佐天が自分に注目している事を確認し、手に持った空き缶を無造作に放り投げると、空き缶は15mほど離れた場所にあるゴミ入れに吸い寄せられるように収まる。
「やってみろ」
「こ、ここからじゃ無理ですよ」
「ならもっと近寄って良い。やってみろ」
数歩近づいては投げようとし、首を捻ってはまた数歩近づき、結局4m辺りまで近寄ってから佐天は空き缶を投げた。
「どうだ」
「何がですか?」
ふぅ、とわざとらしい溜息を吐いてから、不安げな佐天に説明する。
「いいかァ?さっきお前は15mでは無理だと思い、4mなら出来ると判断した。何故だ?」
「ええっと、近いから?」
「そォだ、近いから制御可能だと判断した訳だ。それがパーソナル・リアリティだ」
「へ?」
よし、食い付いた。後は押し切るだけだ。
「いいかァ、今お前がやった事は、空き缶がゴミ入れに入るためのコースを設定し必要なだけの推力を与えた訳だ。
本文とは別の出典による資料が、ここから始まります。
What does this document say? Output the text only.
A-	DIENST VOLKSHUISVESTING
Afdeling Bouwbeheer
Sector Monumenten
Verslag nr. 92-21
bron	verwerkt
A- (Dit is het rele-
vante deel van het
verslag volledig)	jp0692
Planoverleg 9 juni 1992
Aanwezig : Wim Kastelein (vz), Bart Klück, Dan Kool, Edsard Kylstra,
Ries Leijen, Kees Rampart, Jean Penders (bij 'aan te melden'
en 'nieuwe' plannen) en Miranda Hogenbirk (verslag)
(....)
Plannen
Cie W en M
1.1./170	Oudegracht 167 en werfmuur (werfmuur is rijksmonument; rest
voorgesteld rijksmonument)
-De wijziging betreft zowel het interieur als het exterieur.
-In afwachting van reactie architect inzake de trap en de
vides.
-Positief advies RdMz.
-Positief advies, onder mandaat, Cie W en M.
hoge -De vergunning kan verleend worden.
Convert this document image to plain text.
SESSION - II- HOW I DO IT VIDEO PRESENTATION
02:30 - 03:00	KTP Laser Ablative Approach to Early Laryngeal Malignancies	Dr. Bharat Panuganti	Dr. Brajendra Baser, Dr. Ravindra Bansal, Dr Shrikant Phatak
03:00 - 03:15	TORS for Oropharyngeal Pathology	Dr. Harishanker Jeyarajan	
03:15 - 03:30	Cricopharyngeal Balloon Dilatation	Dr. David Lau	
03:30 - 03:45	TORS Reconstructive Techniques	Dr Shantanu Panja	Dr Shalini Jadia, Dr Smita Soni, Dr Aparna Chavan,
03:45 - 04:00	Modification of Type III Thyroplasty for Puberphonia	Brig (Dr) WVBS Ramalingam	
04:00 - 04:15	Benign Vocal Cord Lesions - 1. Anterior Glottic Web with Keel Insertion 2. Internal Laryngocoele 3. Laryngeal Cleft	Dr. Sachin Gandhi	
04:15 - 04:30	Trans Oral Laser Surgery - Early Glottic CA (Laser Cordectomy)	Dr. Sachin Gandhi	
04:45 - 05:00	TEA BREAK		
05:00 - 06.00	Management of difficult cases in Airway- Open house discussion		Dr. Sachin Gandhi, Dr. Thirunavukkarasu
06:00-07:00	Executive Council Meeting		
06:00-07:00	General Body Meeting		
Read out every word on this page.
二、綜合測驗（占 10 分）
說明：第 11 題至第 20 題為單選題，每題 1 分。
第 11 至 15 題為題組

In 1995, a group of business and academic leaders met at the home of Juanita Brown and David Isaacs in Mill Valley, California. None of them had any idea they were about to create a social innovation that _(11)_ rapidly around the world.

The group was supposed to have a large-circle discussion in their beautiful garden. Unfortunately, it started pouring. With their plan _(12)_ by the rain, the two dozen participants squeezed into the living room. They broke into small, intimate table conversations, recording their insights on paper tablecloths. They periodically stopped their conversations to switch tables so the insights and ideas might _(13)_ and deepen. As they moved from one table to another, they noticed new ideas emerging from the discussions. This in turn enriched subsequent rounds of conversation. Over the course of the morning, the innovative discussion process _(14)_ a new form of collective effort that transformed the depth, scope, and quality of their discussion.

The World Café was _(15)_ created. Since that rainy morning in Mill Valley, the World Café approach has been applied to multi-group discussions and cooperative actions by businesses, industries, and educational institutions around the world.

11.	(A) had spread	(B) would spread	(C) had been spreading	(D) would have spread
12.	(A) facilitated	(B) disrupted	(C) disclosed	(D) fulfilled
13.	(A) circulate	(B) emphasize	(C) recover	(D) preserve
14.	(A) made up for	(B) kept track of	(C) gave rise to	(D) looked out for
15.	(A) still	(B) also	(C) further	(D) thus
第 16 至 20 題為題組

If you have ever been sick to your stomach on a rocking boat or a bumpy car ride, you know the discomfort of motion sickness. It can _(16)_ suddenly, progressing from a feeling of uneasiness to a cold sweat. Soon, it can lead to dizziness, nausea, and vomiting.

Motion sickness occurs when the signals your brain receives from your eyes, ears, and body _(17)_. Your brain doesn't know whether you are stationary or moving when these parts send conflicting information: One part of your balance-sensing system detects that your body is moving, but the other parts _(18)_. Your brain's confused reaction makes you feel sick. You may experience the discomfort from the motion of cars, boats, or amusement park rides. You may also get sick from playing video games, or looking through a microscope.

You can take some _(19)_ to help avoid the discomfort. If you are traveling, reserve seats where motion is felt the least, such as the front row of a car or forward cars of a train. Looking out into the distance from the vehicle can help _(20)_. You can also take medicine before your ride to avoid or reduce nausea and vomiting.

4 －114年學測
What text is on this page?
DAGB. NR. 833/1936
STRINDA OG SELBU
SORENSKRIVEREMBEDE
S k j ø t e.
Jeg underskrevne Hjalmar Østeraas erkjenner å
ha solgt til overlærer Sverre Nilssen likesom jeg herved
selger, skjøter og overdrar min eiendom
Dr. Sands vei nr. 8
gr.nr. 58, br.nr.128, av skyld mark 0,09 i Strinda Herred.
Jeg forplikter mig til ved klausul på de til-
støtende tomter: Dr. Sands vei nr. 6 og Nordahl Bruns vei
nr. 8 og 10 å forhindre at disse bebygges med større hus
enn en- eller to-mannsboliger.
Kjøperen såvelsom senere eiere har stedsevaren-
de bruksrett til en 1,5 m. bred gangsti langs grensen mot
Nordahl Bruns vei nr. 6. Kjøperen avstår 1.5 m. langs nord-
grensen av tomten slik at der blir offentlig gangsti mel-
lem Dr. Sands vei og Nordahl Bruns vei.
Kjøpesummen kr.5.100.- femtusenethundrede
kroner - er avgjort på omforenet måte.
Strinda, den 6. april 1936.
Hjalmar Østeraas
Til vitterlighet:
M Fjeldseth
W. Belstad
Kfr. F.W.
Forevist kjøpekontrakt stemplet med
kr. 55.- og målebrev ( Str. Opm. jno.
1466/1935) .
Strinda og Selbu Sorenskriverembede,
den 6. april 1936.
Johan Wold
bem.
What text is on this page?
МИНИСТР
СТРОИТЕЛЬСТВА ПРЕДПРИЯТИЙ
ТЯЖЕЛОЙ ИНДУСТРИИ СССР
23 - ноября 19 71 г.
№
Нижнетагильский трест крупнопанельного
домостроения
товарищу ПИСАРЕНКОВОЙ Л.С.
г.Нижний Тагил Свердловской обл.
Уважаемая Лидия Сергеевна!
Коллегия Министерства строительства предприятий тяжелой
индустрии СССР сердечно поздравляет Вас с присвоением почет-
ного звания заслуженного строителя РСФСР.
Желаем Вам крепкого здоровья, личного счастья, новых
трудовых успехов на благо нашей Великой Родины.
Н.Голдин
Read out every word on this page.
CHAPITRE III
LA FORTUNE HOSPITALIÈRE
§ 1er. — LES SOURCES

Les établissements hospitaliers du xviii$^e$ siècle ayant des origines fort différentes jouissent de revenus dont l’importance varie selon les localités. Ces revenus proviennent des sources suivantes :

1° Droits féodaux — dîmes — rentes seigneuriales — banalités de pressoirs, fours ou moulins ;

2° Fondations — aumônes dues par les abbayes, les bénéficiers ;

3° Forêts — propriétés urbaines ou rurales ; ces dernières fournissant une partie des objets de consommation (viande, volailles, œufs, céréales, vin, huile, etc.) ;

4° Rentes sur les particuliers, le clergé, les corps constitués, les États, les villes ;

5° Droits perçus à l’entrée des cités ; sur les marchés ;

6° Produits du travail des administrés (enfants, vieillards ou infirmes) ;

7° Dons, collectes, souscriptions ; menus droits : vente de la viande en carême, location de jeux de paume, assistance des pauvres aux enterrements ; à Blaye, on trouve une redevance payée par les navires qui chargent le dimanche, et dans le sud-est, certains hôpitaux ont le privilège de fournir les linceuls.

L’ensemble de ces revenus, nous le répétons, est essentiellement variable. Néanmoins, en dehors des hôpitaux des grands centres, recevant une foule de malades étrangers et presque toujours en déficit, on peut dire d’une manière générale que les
言い換えると、自分の手からカゴまでの放物線を、缶の形状や材質を考慮し、重力や風の影響を想定して計算し、缶にそのコースを辿れるようにベクトルを与えたって事だ」
「い、いや、そんな難しい事してませんよ」
「それがやってンだなァ、無意識によォ」
「・・・・・・でも、それくらい誰でも・・・・・・」
「さっき俺ァ同じ事を15m離れた場所からやった。その気になりゃァ数km先からだって出来る。俺ァベクトルを扱う能力者だからな。そうやって、自然現象の中に自分の力を加えて操る事、それが出来る範囲。それがパーソナル・リアリティって訳だ」
「・・・・・・パーソナル・リアリティ」
一方通行にとって、パーソナル・リアリティは常に自分の周りにあった。自分に害をなす力をはじき返す事は、彼にとって当然のように行える自衛手段でしかなかった。正確に制御するために数式を用い演算を行う事は後から覚えたが、こうすればこうなるという世界への干渉は彼にとって自然な事でしかなかった。
佐天にとって、そのパーソナル・リアリティに関する説明はちょっとした革命だった。ゴミをゴミ入れに投げ入れる。当たり前のように日常的に行っている事が、実はそれを専門とする能力者の能力行使のミニチュアだった事。確かに、机に座ったままゴミを投げ入れる時、それが書き損じのレポート用紙を丸めたものか、鼻をかんだティッシュか、はたまたミカンの皮かによって投げるコースも、強さも微妙に調整していた。それが、能力行使と同じとは。
「あ。でも時々失敗します」
「・・・・・・そりゃ計算が甘いからだ。それを他の人より上手く扱えるから能力者な訳だしなァ。つーかお前、自分の能力とか知らねェの?」
「前に、一度だけズルした時に・・・・・・こう、手の平で風の渦を作れた事はあるんですけど」
「フーン、風力使い(エアロハンド)かァ?」
「でも、後でもう一度やろうとしても何もできないし、気体操作系の基礎練習をいくらやっても効果ないしで」
タハハ、と頭を掻いているが、眉毛が八の字だしちょっと泣きそうだ。
「そりゃァ・・・・・・アレだ、エアロハンドじゃねェンじゃねェの?」
「えぇっそんな!それだけが頼りだったのに!」
「別に、風が起きる事と風を起こす事は同じじゃねェだろ。結果が同じでも原因が違うなンて珍しい事でもねェしな。俺ァ空気のベクトルを操作して風を起こせるし、温度操作系の能力者だって温度差で対流を起こして風を起こせる。風を起こすからエアロハンドって決まる訳じゃねェよ」
そろそろ日も落ちてきたし引き上げるかと一方通行が水を向けたところ、佐天から20本近く残った缶コーヒーを入れるため、と布袋を手渡された。どうやらエコバッグというやつらしい。
「貸すだけですからね。捨てたら弁償ですよ?」
「パーソナル・リアリティはもう自分の周りにある、か」
その中で自分が感覚的に上手く行える事が能力適性である可能性が高い、と一方通行は最後にまとめてくれた。だったら、自分に出来るのはそれを見つける事だけだ。以前のように正体不明のパーソナル・リアリティを見つけるために苦悶するよりもずっと気が楽になった。
「早く師匠に報告できるように頑張ろうっと」
バッグを持ち逃げされないように等々色んな理由を無理矢理付けてなんとか交換した電話番号とメールアドレスを携帯の画面に表示しながら(何故か名前は教えてくれなかったので師匠と登録した)、学園都市に来た頃の浮き立つような気持ちを佐天は久しぶりに味わっていた。